The DateTime solution is distributed as Terraform code in this Git repository. There are 3 directories:
-
images
Contains architectural diagram attached above, along with the draw.io source.
-
src
Lambda source code in Python.
-
terraform
Terraform IaC code separated into files based on AWS services.
├── README.md
├── images
│ ├── DateTimeS3Object.drawio
│ └── DateTimeS3Object.png
├── src
│ └── update_date_file.py
└── terraform
├── cloudfront.tf
├── cloudwatch.tf
├── data.tf
├── event.tf
├── kms.tf
├── lambda.tf
├── locals.tf
├── outputs.tf
├── provider.tf
├── s3.tf
├── sns.tf
├── variables.tf
└── waf.tf
- Access to an AWS account, using a role with permissions to create the resources that are part of this solution.
- AWS credentials setup for AWS CLI/SDK access.
- terraform binary downloaded and available.
- This repository is cloned locally.
- Change to the terraform directory.
cd terraform/
- Initialize terraform.
terraform init
- Validate terraform resources to be created.
terraform plan
- Enter desired notification email address when prompted.
- Create resources
terraform apply
- Enter desired notification email address when prompted, and
yes
when prompted.
- Enter desired notification email address when prompted, and
- Change to terraform directory.
cd terraform/
- Destroy resources
terraform destroy
- Enter desired notification email address when prompted, and
yes
when prompted.
- Enter desired notification email address when prompted, and
The DateTime solution was chosen to provide a completely serverless architecture, providing access to a static HTML file stored on S3 that is changed periodically.
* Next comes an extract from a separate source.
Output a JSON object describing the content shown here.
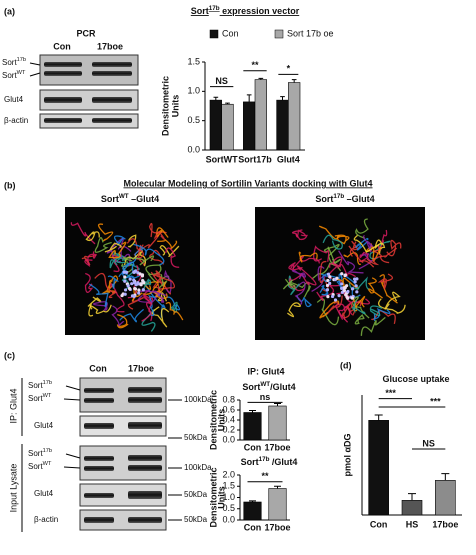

Using AWS serverless resources allows this solution to scale to a virtually endless capacity.
Other options to accomplish these tasks, such as using an EC2 instance, ECS, or EKS with a load balancer to serve content, would typically have a higher cost due to the need to be running 24/7. In addition, these solutions alternatives would be at a more limited capacity and would require maintenance. Serving content from a static S3 website could eliminate the CDN requirement and would simultaneously eliminate the ability to restrict access to potential abusers.
This solution adheres to the AWS Well Architected Framework following the 6 pillars. This solution is based on Terraform code to be highly secure by eliminating possible misconfigurations of servers, along with having all data encrypted, both at rest and in transit. For light use or periods of non-use the costs will be very minimal. This solution is spread across availability zones.
General costs for the DateTime solution with one million requests is approximately $20/month. See Pricing Calculator. The majority of the $20 are fixed costs (approx $18). As traffic increases there should be only minimal cost increases depending on traffic.
The WAF, Lambda, CloudFront, and S3 services have dashboards/monitoring pages in the AWS console. In addition, a custom dashboard can be created in CloudWatch.
The current solution, presently, does not provide for regional failures. The solution uses CloudFront as a CDN that works across AWS global edge locations, however, S3 is currently in one region. The ability to continue to provide existing content can be added by configuring S3 replication to another region for regional failover, along with configuring a CloudFront origin group.
The current solution can handle availability zone or data center failures.
- WAF tracks HTTPS requests per 5 minute periods. To accomplish limiting request to 210 per 10 minutes, the WAF rule is set to 105 per 5 minutes.
- This solution currently does not have a lifecycle rule on the S3 bucket to remove or archive old object versions to lower storage tiers. Without grooming the contents of the bucket, the S3 storage will grow 4,320 objects per month.